The history of the United States, like modern history in general, has witnessed several sporadic populist uprisings. Each case has been a specific threat to the privileged social and economic classes and to their followers. In the narrower perspective, such instances result merely in temporary substitutions of the outs for the ins. The champions of the masses of the people, who are normally the outs, assume office, but not complete power. The. former ins engage in an extremely bitter opposition. The character of this opposition may, in narrow perspective, be regarded as due partly to lack of familiarity with anything but complete power and partly to a vigorous determination to regain lost ground. In broader perspective, however, the bitterness of opposition on the part of the Right is undoubtedly due to a realization, conscious or unconscious, that all ground lost in a specific case can rarely, if ever, be wholly recovered, and that a particular and temporary victory of the many is perhaps symbolic of a possibly inevitable ultimate victory.

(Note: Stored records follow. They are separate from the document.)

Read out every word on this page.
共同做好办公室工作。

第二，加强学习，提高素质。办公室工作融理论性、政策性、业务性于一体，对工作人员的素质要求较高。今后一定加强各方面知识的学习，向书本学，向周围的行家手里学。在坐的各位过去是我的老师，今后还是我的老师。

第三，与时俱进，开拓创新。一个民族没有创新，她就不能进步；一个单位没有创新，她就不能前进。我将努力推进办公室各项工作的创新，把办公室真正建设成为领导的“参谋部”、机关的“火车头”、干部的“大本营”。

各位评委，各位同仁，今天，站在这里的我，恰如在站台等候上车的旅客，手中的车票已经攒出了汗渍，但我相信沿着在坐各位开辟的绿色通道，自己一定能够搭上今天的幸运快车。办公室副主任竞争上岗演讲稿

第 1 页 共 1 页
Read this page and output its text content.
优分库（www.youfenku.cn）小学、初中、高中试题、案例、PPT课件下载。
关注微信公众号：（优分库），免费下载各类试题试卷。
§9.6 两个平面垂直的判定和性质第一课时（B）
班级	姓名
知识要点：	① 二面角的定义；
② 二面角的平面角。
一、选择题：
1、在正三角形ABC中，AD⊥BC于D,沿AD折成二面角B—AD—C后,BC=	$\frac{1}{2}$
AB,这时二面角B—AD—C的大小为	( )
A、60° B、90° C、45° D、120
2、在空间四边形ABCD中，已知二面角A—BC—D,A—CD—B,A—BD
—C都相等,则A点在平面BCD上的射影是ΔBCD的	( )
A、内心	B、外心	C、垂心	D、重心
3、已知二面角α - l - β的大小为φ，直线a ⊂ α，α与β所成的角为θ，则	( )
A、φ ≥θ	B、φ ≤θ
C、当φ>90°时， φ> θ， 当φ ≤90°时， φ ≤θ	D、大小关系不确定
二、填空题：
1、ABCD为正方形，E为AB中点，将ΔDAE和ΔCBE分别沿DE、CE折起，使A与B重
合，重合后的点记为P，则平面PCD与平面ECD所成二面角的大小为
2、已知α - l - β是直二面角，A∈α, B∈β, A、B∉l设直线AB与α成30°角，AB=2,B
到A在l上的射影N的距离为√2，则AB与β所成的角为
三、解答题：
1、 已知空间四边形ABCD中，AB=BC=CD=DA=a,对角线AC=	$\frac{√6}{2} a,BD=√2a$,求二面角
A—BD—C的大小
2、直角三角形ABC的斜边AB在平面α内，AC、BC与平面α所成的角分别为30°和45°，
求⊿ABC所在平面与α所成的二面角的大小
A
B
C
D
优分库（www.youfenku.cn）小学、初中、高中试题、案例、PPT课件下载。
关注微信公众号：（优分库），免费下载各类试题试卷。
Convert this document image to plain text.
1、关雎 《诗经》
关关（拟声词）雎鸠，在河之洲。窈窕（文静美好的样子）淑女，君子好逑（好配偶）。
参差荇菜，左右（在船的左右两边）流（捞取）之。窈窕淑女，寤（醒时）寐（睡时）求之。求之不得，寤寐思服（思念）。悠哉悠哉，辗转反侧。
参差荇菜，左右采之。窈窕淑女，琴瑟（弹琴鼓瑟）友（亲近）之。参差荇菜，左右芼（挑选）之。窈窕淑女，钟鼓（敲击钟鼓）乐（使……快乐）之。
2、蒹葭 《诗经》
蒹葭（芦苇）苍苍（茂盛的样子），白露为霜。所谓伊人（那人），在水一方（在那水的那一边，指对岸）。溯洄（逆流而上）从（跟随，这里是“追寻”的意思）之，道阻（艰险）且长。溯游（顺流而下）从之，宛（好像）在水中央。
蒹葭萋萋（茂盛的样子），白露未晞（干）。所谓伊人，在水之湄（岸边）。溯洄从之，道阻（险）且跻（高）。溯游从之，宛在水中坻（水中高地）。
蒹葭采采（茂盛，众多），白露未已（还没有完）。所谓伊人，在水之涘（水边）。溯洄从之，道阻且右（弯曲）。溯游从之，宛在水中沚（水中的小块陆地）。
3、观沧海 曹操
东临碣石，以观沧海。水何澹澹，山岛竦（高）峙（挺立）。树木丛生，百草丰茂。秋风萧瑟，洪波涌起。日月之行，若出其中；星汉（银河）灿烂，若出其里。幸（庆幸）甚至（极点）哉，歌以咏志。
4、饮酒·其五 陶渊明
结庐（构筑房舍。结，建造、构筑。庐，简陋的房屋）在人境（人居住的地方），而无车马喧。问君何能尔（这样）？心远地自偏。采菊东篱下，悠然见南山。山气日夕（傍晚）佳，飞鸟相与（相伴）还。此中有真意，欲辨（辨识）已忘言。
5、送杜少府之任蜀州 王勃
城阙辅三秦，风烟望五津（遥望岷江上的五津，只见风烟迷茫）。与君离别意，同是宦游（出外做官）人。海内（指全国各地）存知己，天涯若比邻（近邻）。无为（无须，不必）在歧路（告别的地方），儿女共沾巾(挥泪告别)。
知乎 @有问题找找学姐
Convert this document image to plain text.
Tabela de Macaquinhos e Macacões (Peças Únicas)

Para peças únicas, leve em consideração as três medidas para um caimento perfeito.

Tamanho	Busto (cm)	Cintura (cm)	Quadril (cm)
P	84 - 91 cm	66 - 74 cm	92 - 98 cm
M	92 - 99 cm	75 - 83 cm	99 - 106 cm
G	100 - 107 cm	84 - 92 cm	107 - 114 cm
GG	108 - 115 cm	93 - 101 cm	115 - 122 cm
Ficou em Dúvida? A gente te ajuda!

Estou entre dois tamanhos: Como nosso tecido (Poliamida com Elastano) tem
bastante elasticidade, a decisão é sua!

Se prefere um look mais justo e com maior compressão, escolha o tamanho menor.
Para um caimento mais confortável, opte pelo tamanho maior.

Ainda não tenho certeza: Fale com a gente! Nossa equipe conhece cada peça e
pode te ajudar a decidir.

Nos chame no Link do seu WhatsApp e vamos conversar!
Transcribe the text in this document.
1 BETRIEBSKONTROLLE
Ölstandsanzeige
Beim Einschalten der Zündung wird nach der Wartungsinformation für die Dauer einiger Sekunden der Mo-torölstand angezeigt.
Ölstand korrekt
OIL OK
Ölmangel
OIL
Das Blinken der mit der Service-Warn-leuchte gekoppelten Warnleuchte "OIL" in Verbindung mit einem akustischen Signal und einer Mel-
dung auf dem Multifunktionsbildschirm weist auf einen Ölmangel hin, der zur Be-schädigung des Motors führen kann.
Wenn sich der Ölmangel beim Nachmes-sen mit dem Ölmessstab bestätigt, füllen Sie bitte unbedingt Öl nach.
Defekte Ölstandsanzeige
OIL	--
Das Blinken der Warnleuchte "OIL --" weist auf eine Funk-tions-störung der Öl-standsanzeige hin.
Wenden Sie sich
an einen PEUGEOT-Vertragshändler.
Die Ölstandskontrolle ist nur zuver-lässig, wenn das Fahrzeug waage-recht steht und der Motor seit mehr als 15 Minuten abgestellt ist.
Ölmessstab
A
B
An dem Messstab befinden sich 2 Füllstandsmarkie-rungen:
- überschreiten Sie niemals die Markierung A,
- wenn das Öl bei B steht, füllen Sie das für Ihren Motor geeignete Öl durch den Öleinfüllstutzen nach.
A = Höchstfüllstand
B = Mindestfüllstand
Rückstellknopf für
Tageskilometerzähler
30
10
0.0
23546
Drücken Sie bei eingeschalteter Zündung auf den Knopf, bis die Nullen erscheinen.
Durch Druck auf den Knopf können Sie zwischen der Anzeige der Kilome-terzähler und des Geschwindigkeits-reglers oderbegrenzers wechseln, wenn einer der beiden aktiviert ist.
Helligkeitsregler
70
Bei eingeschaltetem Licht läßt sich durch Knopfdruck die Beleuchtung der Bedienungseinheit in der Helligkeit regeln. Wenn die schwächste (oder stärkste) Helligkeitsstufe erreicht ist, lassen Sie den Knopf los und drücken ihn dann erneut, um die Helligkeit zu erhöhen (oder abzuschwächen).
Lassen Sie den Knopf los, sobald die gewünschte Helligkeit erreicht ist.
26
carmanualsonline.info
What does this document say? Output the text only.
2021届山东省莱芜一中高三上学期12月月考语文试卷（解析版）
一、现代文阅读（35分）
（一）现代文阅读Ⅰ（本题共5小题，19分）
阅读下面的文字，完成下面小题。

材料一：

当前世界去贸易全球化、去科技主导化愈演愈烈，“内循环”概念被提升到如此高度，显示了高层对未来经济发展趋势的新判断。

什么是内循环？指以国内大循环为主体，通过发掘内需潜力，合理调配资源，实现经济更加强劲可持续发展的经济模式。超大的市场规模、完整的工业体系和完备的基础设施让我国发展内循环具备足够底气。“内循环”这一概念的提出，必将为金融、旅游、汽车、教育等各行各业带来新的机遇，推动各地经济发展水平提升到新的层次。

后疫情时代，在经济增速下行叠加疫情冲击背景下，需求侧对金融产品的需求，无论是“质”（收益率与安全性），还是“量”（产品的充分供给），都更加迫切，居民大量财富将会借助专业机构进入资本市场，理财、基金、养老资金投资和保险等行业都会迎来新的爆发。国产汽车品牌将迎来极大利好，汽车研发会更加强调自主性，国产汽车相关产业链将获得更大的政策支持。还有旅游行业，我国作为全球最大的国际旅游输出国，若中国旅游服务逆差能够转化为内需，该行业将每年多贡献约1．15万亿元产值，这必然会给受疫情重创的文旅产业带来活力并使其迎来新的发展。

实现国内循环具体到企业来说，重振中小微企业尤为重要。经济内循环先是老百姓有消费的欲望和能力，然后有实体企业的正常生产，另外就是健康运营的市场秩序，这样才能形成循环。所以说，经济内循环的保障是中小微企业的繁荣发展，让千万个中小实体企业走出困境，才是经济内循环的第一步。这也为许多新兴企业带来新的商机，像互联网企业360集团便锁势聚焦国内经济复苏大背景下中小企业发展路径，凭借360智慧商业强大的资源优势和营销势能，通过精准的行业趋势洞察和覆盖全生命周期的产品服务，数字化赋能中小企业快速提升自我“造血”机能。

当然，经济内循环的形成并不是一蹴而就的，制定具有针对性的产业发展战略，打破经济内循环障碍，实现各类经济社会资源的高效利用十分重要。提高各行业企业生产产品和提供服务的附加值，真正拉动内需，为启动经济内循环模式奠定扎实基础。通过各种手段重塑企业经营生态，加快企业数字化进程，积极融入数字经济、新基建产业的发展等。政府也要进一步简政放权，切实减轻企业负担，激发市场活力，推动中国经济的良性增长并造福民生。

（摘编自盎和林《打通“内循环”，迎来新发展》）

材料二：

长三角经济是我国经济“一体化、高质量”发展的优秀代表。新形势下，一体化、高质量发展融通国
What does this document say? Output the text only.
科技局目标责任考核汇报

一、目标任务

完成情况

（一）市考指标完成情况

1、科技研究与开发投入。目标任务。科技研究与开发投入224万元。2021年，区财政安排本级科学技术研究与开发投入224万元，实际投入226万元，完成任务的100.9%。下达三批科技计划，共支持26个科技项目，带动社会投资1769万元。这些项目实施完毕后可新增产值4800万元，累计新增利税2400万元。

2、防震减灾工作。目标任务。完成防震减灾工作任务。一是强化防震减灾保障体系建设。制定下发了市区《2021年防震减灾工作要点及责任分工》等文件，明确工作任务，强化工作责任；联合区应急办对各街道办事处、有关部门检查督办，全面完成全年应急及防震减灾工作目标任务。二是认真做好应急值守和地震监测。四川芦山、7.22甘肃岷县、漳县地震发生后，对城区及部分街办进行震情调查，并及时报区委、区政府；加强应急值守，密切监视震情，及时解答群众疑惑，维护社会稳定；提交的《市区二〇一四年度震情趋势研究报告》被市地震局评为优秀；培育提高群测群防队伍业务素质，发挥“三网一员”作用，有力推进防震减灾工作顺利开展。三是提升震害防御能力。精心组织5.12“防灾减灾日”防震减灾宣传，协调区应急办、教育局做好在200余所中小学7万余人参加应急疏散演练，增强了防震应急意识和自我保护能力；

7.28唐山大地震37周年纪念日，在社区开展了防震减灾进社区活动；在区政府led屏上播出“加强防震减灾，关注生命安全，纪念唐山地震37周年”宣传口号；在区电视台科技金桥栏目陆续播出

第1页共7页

The eight years of Thomas Jefferson’s presidency followed the most striking populist revolution in American history. Therefore, the period is full of evidence for a study of the behavior of the Right when it is faced with a threat from political democracy. From this point of view, Mr. Claude G. Bowers’s new book, “Jefferson in Power,” a solid and scholarly work that is confined to the two terms of Jefferson’s Administration, is the best historical volume that can be consulted. Mr. Bowers incisively strikes beyond the “living” Jefferson—beyond liberalism, laissez faire, states’ rights, and the rest of it—right to the heart of the matter. He strongly insists and clearly shows that the fundamental cause of the attitude of the Federalists, who attacked with a bitterness which has been relatively seldom equaled and never exceeded, was a fear and a hatred of democracy.

So far as the wider perspective is concerned, Mr. Bowers undoubtedly implies, though he does not explicitly state, that the convulsions of the Federalists were somewhat more pronounced than in most similar particular cases, since they were the contortions of a death struggle. Further than this he, being an historian, properly does not go. Though the publication of his book at this time is probably not accidental, the author in no instance points a moral in respect of the present political scene. He frequently takes square issue with Federalist historians, who he feels have been extremely unfair to Jefferson; yet he makes no reference to the real parallels between Jefferson’s times and ours, and he does not expressly expose the curiously distorted ways in which Jefferson’s words and deeds are being at present invoked. He leaves these tasks to the individual reader. With Mr. Bowers’s narrative available, the discriminating cannot ask more.

More than a plausible case can probably be made out for the view that both the immediate and the more remote future of American life are in a peculiar degree dependent on the extent to which the business interests of America and persons within the ambit of their influence are capable of real change. More especially, the future of this country appears to be bound up with the question whether members of the Right can become good losers. A great part of the available evidence, it must be admitted, is not highly favorable to an affirmative answer. At the same time, nothing but an affirmative answer seems to hold out any encouragement of an escape from one or the other of the much discussed twin extremes of fascism and communism. The obligation on the part of the Right is commensurate with the importance of avoiding these extremes.